# Технологии и коммуникации > Софт. Железо > Софт >  Акустика в обмен на знания

## Labs

Компания SVEN, производитель акустических систем и высококачественных устройств компьютерной периферии, совместно с хардварным порталом TECHLABS.BY объявила о запуске викторины «7 вопросов о SVEN». Для того чтобы выиграть «акустический» приз, необходимо дать верные ответы на семь вопросов о популярном бренде.

С 23 по 29 марта 2015 года у любого желающего будет возможность стать обладателем ценного и полезного приза от компании SVEN. Для этого необходимо ответить на вопросы о популярной компании и заполнить необходимую информацию в специальной форме на хардварном портале TECHLABS.BY: http://techlabs.by/viktorina_sven/viktorina.htm 

Подведение итогов конкурса состоится 30 марта 2015 года.

Участники викторины поборются за отличный приз – мультимедийную акустику SVEN MS-3000.

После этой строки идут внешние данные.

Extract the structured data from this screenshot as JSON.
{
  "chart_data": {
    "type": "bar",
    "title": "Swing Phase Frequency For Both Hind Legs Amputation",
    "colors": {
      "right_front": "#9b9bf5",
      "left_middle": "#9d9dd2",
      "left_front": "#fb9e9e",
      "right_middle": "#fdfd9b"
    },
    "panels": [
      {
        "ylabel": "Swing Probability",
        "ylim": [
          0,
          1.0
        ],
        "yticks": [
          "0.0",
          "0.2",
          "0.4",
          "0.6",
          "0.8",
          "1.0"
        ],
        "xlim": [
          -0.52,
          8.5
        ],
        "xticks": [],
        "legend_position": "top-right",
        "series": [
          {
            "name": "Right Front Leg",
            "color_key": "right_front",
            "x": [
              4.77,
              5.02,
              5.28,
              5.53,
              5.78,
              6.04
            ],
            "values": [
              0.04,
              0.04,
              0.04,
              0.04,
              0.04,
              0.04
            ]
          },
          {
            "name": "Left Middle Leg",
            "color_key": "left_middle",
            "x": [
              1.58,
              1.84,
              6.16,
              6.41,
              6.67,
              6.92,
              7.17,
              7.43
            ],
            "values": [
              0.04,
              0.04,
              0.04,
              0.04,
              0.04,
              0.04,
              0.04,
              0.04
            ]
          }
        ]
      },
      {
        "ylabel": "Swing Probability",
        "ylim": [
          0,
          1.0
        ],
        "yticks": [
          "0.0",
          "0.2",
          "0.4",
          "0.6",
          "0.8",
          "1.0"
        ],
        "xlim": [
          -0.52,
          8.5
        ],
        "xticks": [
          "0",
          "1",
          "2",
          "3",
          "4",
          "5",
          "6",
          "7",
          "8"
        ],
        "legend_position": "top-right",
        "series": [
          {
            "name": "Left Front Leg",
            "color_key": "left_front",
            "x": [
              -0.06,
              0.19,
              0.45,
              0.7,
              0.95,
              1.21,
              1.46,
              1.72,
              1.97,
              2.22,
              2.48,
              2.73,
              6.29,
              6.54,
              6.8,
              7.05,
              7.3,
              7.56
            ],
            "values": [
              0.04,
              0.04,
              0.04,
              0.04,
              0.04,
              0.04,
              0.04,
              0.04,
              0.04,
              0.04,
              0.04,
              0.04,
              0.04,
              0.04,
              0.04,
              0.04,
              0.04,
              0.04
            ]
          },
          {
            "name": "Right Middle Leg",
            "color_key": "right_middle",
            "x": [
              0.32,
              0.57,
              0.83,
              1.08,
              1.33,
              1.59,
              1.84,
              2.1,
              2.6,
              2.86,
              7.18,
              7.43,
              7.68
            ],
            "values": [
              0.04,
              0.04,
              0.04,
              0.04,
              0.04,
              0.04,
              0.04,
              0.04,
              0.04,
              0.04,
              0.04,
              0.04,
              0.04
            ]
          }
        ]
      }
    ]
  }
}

Акустическая система 2.1 MS-3000 во всех смыслах претендует на Hi-Fi уровень звучания. В трифонике воплощены такие аудиофильные технические решения как сабвуфер пассивного типа, двухполосные сателлиты, твиттеры в которых является тканевыми, внешний усилитель мощности. Другими словами, при воспроизведении аудиодорожки вы услышите все звуки, участвующие в записи.

Победитель конкурса-викторины будет оповещен о выигрыше и приглашен в офис портала TECHLABS.BY для вручения приза.

----------